The big five sellers in the small market last month were all well entrenched: the Toyota Corolla, Mazda3, Mitsubishi's Lancer and Hyundai's i30. The fifth was Holden's Cruze which comfortably outsold Ford's Focus. Holden has now sold more than 4800 of them in less than three months.
It's a remarkable achievement from Holden because the newcomer has a lot of ground to cover to woo buyers away from its rivals. Importantly, this model has to be a winner for Holden as it fills the gap left by the Vectra and will probably endanger the future of Epica as well.
The Cruze is crusin' because it ticks most of the right boxes: the sedan-only styling has a familiarity with the Commodore, it comes with a five-star safety rating, it is well packaged for the money and in diesel form at least, is reasonably economical.
The fact that it, like Holden's Barina, Epica and Captiva, comes from General Motors subsidiary, formally Daewoo, in South Korea, has not dampened enthusiasm for the car either. And nor should it.
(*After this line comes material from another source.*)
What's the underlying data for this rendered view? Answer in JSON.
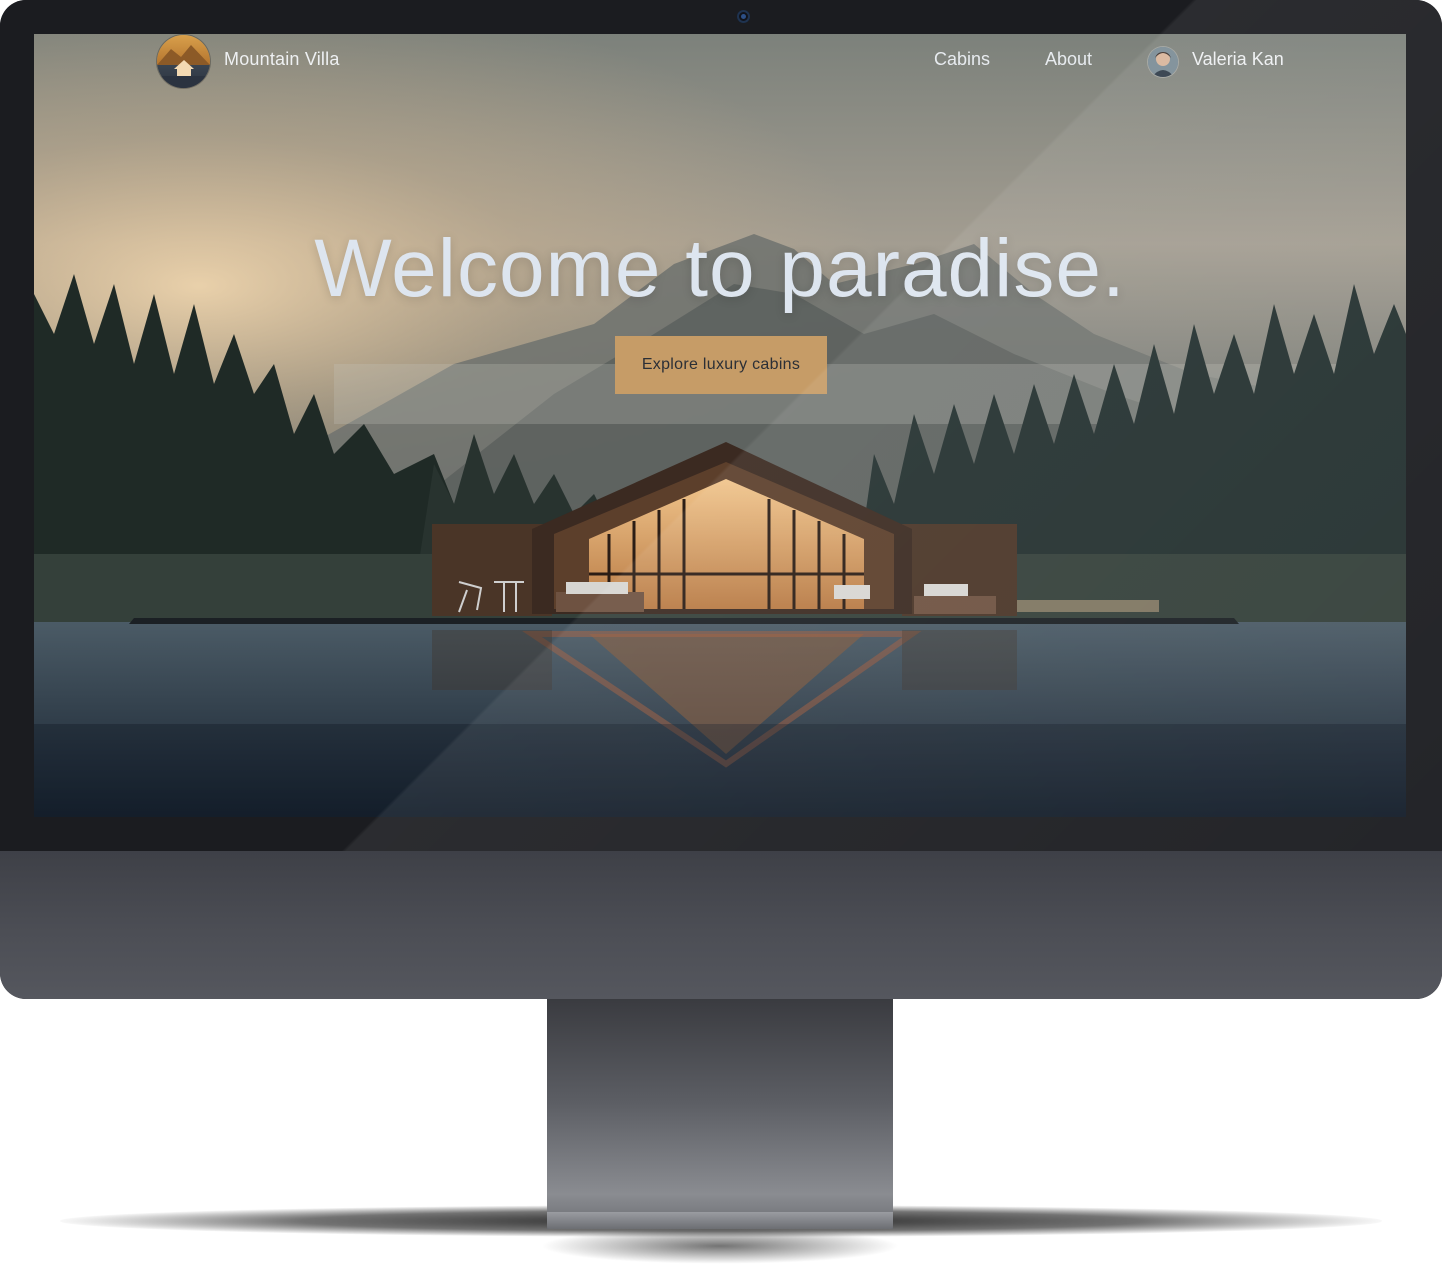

The Cruze shows a level of quality and driving experience which shows that the Koreans are kicking key goals. The goal for Holden is to now match that level of build quality when production of the Cruze switches to the company's Elizabeth plant in South Australia next year. That will see the Cruze range being expanded with a hatch, maybe wagon as well, and certainly the introduction of an LPG variant. But let’s not get ahead of ourselves. In the market now is the ‘introductory’ model from Korea.
Drivetrains and pricing
You get a choice of 1.8-litre petrol or 2-litre diesel, a five-speed manual or six-speed auto and two equipment levels. Prices start at $20,990 and stretch to $25,990, plus on-road costs, which makes it cheaper than its rivals.
On the safety front the Cruze comes with six air bags, anti-skid brakes, traction and stability control as standard fare. Add a spacious cabin and boot, well designed and easy to read instrument panel, leather upholstery, air conditioning, power windows, six-speaker audio system, height adjustable driver's seat, steering wheel mounted controls, cruise control, alloy wheels, fog lamps, heated front seats and park distance control and a trip computer and you get the picture.
The Cruze has much going for it and I really wanted to love it. I ended up liking it instead, and that's a shame. And it’s all to do with the marriage of the petrol and engine and the automatic gearbox. It appears they pay lip service to each other and don't communicate as they should. Which is why if you are looking at the Cruze — and it’s well worth considering - my tip is go for a manual transmission or the turbo diesel. That's a much better car to drive.
The baby Holden appears to be well put together and the ride reflects it. There's none of the harshness nor the crude, wallowing ride we have seen in previous models out of Korea so Holden's engineers have done a good job in setting this car up for our conditions.
There's some harshness on broken surfaces and the suspension, in the CDX-spec test car at least, can be noisy, almost if lacking isolation from the cabin. Overall the Cruze is very liveable apart from some hard plastics in the cabin, shapeless rear seat and lack of a driver's foot rest.
But for the money the Cruze is a real bargain. It’s a solid, well built entry into the small car market but performance is handicapped by the less than ideal match between the petrol engine, despite developing 104kW, and the six-speed sequential auto gearbox. You need plenty of revs to get moving at low speeds then the engine becomes harsh. The Cruze can be caught out, especially on moderate slopes as it tries to work out which gear is best.